By Kara Rowland, The Washington Times
President Obama is struggling to fulfill campaign promises to pass energy and immigration measures, but he’s poised to notch another victory for a stump-speech vow: to make sure veterans’ funding isn’t held hostage to the government’s bad finances.
While watchdogs caution there’s still a long list of problems for veterans, all sides agree the President Obama has made big strides on promises he made in 2008 when competing for military votes against Republican nominee and Vietnam veteran Sen. John McCain – to fully fund the Veterans Administration, expand access to care in rural areas and improve treatment for mental health conditions, such as post-traumatic stress disorder.

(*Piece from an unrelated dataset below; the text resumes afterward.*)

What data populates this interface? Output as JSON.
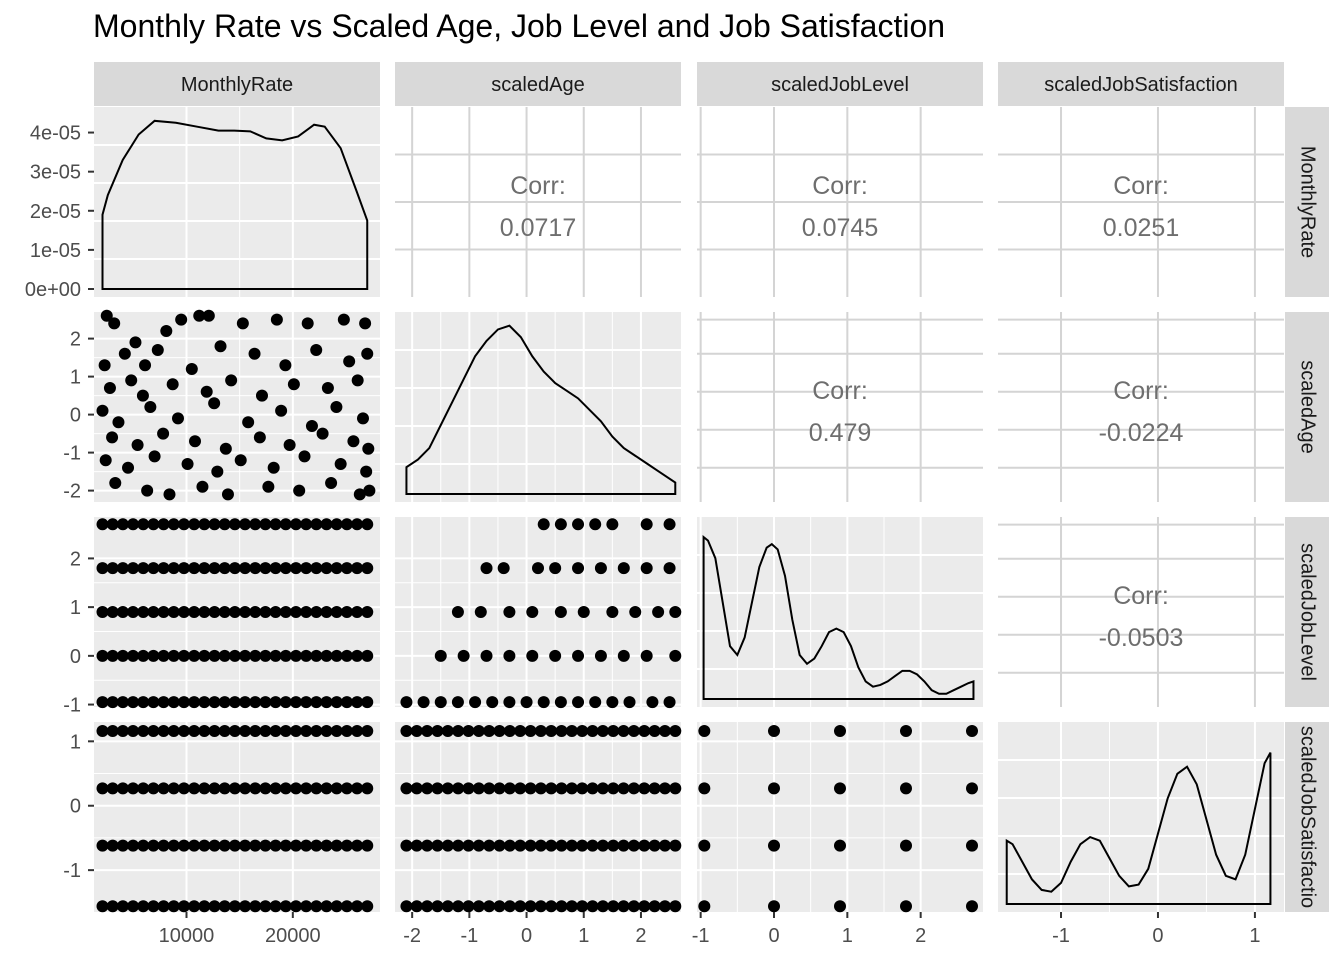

“The accessibility with this administration has been outstanding. They listen, they reach out to the veterans’ service organizations, they see the value in communicating,” Peter Gaytan, executive director of the American Legion, the nation’s largest veterans’ organization, with 2.5 million members.
Even amid competing priorities and a deepening recession, Mr. Obama last year managed to secure the biggest increase in funding for the Department of Veterans Affairs in 30 years. And as Congress begins writing spending bills for 2011, despite a spending freeze on some other domestic spending, he’s looking for more aid for veterans.
Mr. Obama’s proposed VA budget for fiscal 2011 asks for $125 billion – a 10 percent jump from what Congress enacted for 2010, which was itself more than 16 percent more than 2009. The discretionary portion of next year’s budget request – the part the administration and Congress have the most direct control over – is up nearly 20 percent since 2009, to total $60.3 billion.